Here’s how to get the lid off, what to do with the separated paint, and what you can do to keep it from happening again.
Open a stuck jar
If the jar is stuck shut, try wrapping a rubber band around the lid. Sometimes this gives you just enough traction to be able to get the lid open.
When that doesn’t work, I use a jar opener. These are marketed toward seniors with arthritis, but when it comes to dealing with dried paint sealing a lid shut, I wouldn’t blame King Kong for using one of these. I’ve been using one of these openers since I was 30, and on more than just paint. Buy one. You’ll be glad you have it.
When the jar still won’t open even if you stuck it in a vise and tried to turn it with a jar opener, there’s one last-resort fix. Turn the jar upside down. Then use a small paint brush to dab a small quantity of lacquer thinner under the lip of the lid and let it sit for a few minutes. The lacquer thinner will soften the paint that’s holding the lid closed. After a few minutes, you can probably get the jar open. It’s OK if you still need the help of the vise and the jar opener.
When you’re messing with lacquer thinner, use it outside, don’t breathe the fumes, and don’t get the lacquer thinner on your skin. It’s nasty, dangerous stuff.
Lacquer thinner also costs more than a new jar of paint, so it’s not worth buying a pint of lacquer thinner to save one jar.
Reviving separated Testors paint
Once you get the jar open, there’s probably usable paint inside. I have jars of paint that I bought in 2004 I can still use. If the paint is completely dried out, there’s nothing you can do.
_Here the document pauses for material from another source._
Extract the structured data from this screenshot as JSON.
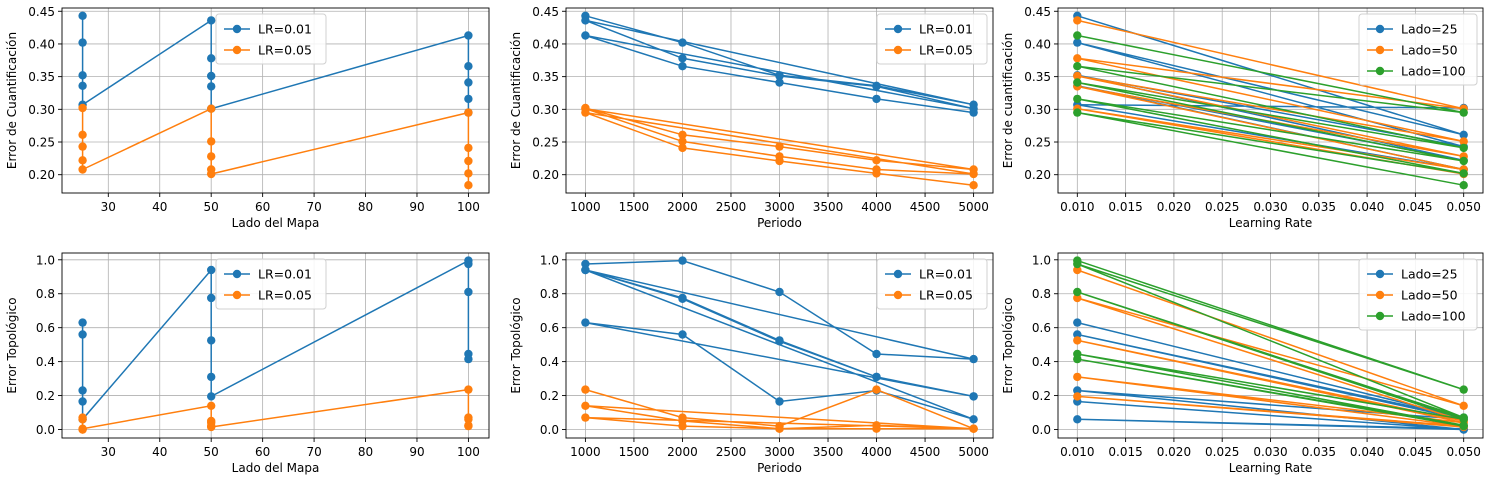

But if the paint is just separated, you can bring it back.
Drop a brass washer into the jar, then replace the lid. Use brass, not steel. Next, shake it up just like you would a can of spray paint, alternating between shaking it up and down and spinning it in a circle to scrape up the pigment in the bottom. Alternating between shaking, circling, and shaking again for 3-4 minutes will usually mix the paint back up enough that you can use it again. I find it easier than stirring.
Leave the washer in there; if you repeat this ritual each time you use the paint, you’ll get better coverage and truer, more consistent color. When you use up the last of the paint, fish out the washer and use it in your new jar.
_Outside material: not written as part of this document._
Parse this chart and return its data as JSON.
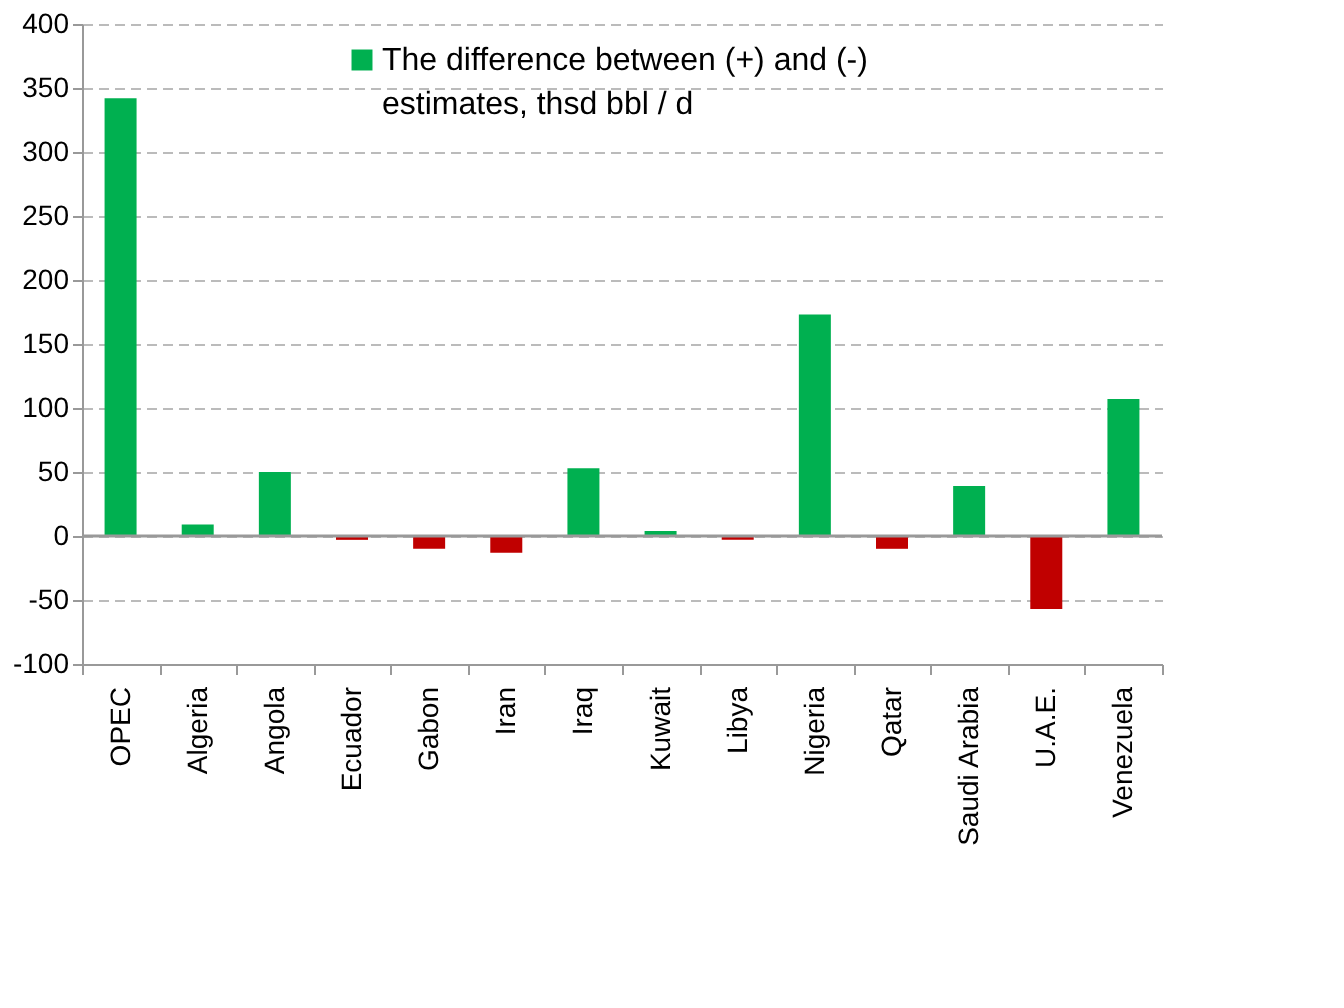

Preventing stuck lids and dried out paint
The old adage that an ounce of prevention is worth a pound of cure definitely applies here. There are two tricks that can keep a jar of paint good indefinitely. I’m talking decades here. You just have to remember to do it, which I don’t always myself.
First, wipe the threads of the jar and the threads of the lid after you use the paint. Some paint probably got on both when you shook up the paint. Clean that off, and then you won’t have paint on the threads to glue the lid shut. Also, paint on the threads can keep you from getting a good seal, so the paint inside the jar lasts longer too.
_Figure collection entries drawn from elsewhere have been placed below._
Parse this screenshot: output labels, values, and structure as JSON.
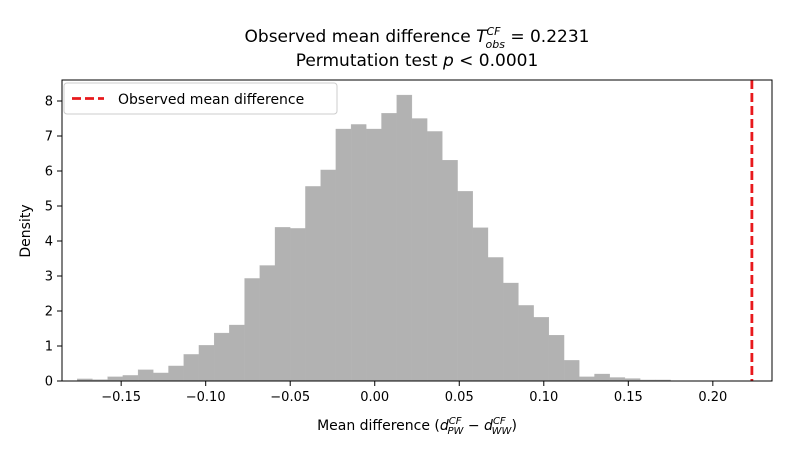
{
  "chart_data": {
    "type": "bar",
    "title": "Observed mean difference T̄ᶜᶠ₀ᵦₛ = 0.2231",
    "title_parts": {
      "prefix": "Observed mean difference ",
      "T": "T",
      "sup": "CF",
      "sub": "obs",
      "suffix": " = 0.2231"
    },
    "subtitle": "Permutation test p < 0.0001",
    "subtitle_parts": {
      "prefix": "Permutation test ",
      "italic": "p",
      "suffix": " < 0.0001"
    },
    "xlabel": "Mean difference (d̄ᶜᶠ_PW − d̄ᶜᶠ_WW)",
    "xlabel_parts": {
      "prefix": "Mean difference (",
      "d1": "d",
      "d1_sup": "CF",
      "d1_sub": "PW",
      "minus": " − ",
      "d2": "d",
      "d2_sup": "CF",
      "d2_sub": "WW",
      "suffix": ")"
    },
    "ylabel": "Density",
    "xlim": [
      -0.185,
      0.235
    ],
    "ylim": [
      0,
      8.6
    ],
    "xticks": [
      -0.15,
      -0.1,
      -0.05,
      0.0,
      0.05,
      0.1,
      0.15,
      0.2
    ],
    "xtick_labels": [
      "−0.15",
      "−0.10",
      "−0.05",
      "0.00",
      "0.05",
      "0.10",
      "0.15",
      "0.20"
    ],
    "yticks": [
      0,
      1,
      2,
      3,
      4,
      5,
      6,
      7,
      8
    ],
    "ytick_labels": [
      "0",
      "1",
      "2",
      "3",
      "4",
      "5",
      "6",
      "7",
      "8"
    ],
    "bar_color": "#b2b2b2",
    "bin_edges": [
      -0.176,
      -0.167,
      -0.158,
      -0.149,
      -0.14,
      -0.131,
      -0.122,
      -0.113,
      -0.104,
      -0.095,
      -0.086,
      -0.077,
      -0.068,
      -0.059,
      -0.05,
      -0.041,
      -0.032,
      -0.023,
      -0.014,
      -0.005,
      0.004,
      0.013,
      0.022,
      0.031,
      0.04,
      0.049,
      0.058,
      0.067,
      0.076,
      0.085,
      0.094,
      0.103,
      0.112,
      0.121,
      0.13,
      0.139,
      0.148,
      0.157,
      0.166,
      0.175
    ],
    "values": [
      0.06,
      0.04,
      0.12,
      0.16,
      0.32,
      0.23,
      0.43,
      0.76,
      1.02,
      1.37,
      1.6,
      2.93,
      3.3,
      4.39,
      4.36,
      5.56,
      6.03,
      7.2,
      7.33,
      7.2,
      7.65,
      8.17,
      7.5,
      7.13,
      6.31,
      5.42,
      4.38,
      3.53,
      2.8,
      2.16,
      1.82,
      1.31,
      0.59,
      0.12,
      0.2,
      0.1,
      0.07,
      0.03,
      0.03
    ],
    "observed_line": {
      "x": 0.2231,
      "color": "#e8191c",
      "style": "dashed",
      "label": "Observed mean difference"
    },
    "legend": {
      "placement": "upper-left",
      "entries": [
        "Observed mean difference"
      ]
    },
    "grid": false
  }
}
Second, wipe a little bit of petroleum jelly or grease onto the threads of the lid. This helps seal out air, so the jar doesn’t dry out as easily. If you missed a little bit of paint, the paint won’t stick to the lubricant. And finally, the lubricant makes it a lot easier for you to reopen the jar. You don’t have to apply lube every time you use the paint. But if you’re not sure when you did last, go ahead and put some on the jar. It won’t hurt.
A jar of Testors costs around $2. That’s not a ton of money, but the cost per ounce is higher than most paints, so you might as well make those jars last.